Marco Lombardi. Pietro Mennea, un campione completo | | 21 Marzo 2013
C'è stato un tempo, nella storia dello sport, in cui per correre ci si allenava correndo, per nuotare nuotando, per lottare lottando e così via. Il doping c'era già, forse rispetto ad oggi anche più dannoso per la salute, ma nonostante ciò al corpo dell'atleta si chiedeva solo di esprimere la bellezza del gesto tecnico. Correre, ad esempio, per quanto movimento naturale richiede coordinazione eccezionale, dove forza esplosiva e resistenza si fondono assieme dal calcagno in appoggio fino al mignolo della mano, che spinge via l'attrito dell'aria facendosene slancio. È in questo senso che Pietro Mennea era un atleta.
La sua carriera agonistica, per alcuni troppo presto interrotta, è invece durata neppure un minuto oltre quel limite in cui il corpo perde l'energica armonia del gesto. Comparare la stazza di quel suo corpo, di allora, con i moderni umanoidi prodotti in batteria da un uso smodato di pesi ed integratori per fare massa, come si dice in gergo, è impossibile. Così come impossibile sarebbe proporre ad una qualunque stella dell'atletica leggera di oggi il programma di allenamenti che egli seguiva meticolosamente, massacrante fino quasi all'esaurimento nervoso prima che fisico, ma grazie al quale la “freccia del sud” divenne l'uomo più veloce sulla terra. Sarebbe come mettere a confronto l'acquatica eleganza di Spitz con la scoordinata prepotenza di Phelps, la raffinatezza calcistica dei vecchi numeri dieci con le palestrate stelle della Champion League.
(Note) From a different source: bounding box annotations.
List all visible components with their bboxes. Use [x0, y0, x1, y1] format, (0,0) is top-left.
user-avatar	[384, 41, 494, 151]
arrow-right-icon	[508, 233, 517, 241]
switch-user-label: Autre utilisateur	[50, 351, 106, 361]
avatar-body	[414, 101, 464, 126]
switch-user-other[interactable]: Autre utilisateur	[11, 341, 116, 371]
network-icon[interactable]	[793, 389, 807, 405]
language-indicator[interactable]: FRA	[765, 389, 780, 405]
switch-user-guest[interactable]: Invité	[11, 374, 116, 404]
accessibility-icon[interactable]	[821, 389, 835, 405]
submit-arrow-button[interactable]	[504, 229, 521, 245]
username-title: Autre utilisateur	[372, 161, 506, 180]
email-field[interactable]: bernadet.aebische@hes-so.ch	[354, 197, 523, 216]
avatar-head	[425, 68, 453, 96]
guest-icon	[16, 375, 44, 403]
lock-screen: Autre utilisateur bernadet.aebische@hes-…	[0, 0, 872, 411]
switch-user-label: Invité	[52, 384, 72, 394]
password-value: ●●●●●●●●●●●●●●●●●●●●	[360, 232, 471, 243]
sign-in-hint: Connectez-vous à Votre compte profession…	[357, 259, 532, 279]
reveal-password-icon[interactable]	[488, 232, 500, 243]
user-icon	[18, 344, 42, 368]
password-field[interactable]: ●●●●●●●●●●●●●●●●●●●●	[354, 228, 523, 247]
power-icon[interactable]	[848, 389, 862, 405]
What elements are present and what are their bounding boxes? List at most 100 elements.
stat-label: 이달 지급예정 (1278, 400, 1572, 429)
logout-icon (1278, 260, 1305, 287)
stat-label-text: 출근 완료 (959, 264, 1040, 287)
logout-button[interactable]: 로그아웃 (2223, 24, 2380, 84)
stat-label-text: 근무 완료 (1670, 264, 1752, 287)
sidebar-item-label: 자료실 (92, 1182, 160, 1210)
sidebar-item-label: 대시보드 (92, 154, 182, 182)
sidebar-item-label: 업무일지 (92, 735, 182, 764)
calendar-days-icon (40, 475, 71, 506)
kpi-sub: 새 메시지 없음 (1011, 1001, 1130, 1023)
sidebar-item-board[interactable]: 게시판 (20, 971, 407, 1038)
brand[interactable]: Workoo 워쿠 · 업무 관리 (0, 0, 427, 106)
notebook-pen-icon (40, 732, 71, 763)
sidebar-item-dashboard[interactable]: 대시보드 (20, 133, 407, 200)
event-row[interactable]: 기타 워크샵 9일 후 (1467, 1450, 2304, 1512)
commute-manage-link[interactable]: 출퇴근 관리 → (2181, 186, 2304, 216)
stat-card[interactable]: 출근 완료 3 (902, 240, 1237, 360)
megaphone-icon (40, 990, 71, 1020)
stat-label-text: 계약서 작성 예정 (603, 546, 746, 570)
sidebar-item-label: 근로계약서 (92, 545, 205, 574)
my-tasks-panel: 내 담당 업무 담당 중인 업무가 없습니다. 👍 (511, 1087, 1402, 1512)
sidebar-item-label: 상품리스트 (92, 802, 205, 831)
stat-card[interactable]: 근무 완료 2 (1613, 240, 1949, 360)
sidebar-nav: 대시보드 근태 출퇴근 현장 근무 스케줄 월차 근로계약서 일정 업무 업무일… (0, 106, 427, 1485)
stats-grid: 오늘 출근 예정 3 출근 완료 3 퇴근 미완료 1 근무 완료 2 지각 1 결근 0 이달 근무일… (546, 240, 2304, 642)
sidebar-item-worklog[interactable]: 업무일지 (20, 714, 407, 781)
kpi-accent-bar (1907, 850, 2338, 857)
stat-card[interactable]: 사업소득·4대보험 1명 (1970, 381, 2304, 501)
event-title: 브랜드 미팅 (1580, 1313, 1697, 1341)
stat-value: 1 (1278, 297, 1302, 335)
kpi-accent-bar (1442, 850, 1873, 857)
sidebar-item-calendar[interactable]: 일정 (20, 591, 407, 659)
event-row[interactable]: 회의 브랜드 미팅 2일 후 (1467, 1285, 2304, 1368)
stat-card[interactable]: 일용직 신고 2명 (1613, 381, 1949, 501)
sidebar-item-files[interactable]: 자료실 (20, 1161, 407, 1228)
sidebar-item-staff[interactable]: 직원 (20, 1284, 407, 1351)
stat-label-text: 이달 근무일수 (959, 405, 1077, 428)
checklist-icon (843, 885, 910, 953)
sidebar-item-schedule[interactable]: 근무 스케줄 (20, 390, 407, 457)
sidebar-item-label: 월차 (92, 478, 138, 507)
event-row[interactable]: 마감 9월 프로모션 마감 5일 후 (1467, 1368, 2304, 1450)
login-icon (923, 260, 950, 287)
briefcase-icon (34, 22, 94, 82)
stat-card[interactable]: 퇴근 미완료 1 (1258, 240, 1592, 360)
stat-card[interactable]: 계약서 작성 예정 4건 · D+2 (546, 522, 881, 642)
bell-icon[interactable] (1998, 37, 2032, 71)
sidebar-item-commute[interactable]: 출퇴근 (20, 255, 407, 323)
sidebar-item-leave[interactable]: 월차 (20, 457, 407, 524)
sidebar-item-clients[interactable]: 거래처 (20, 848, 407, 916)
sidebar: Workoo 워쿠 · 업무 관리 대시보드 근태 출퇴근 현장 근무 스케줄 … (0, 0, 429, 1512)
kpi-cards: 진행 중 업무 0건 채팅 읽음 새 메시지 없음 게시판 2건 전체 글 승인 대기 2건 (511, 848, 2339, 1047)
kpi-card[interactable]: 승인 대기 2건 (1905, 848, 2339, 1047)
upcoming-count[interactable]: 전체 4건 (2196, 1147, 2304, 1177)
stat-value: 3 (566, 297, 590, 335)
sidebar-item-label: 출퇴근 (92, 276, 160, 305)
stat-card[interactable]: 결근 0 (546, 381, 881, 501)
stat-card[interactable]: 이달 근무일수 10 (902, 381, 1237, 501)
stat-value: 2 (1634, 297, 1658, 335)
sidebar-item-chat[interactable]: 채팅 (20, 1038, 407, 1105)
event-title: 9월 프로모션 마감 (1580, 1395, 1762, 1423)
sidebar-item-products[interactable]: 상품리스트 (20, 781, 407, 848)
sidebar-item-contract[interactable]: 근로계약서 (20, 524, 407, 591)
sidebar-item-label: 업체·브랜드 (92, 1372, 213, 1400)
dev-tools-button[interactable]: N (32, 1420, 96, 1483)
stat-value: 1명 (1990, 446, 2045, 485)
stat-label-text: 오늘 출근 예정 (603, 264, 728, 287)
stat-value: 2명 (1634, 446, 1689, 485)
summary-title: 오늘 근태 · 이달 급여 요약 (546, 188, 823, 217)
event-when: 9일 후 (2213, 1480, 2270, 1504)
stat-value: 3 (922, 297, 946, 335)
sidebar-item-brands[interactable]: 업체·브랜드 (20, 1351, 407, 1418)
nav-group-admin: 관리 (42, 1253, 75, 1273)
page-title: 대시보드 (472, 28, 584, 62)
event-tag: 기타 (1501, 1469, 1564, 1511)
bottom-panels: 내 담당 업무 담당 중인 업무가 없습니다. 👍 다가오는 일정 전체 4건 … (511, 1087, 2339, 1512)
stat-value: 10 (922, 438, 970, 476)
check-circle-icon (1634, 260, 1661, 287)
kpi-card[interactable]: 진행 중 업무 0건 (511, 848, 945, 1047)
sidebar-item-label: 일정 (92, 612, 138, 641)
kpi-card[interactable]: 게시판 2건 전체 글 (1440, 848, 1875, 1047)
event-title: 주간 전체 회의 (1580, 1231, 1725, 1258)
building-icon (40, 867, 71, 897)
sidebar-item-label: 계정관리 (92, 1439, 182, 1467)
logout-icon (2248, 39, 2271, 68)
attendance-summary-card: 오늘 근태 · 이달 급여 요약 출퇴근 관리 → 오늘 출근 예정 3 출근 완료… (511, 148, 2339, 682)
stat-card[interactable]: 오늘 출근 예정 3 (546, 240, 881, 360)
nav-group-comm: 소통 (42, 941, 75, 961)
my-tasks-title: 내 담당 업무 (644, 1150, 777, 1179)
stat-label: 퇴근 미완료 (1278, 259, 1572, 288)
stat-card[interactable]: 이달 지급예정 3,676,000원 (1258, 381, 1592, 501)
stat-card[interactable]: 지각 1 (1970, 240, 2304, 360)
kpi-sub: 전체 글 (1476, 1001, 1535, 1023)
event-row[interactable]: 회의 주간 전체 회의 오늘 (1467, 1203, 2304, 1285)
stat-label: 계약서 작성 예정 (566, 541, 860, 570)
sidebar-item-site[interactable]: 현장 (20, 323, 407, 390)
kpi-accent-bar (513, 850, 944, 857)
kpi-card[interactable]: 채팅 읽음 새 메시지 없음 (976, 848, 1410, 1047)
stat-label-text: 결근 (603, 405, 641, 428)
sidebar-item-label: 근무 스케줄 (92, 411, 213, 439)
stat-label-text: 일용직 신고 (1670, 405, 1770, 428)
Oggi, pur di infrangere record inumani, è considerato ovvio sacrificare la bellezza del movimento tecnico, sopperendola con la voluminosità di icone statuarie che però si rivelano sorprendentemente fragili e nel corpo e nella mente. Mennea, al contrario, era un campione completo, esponente di una categoria di normodotati che sapeva fare cose fuori dal normale con la prevalente ed umile forza del sacrificio. Un esempio, oltre lo sport.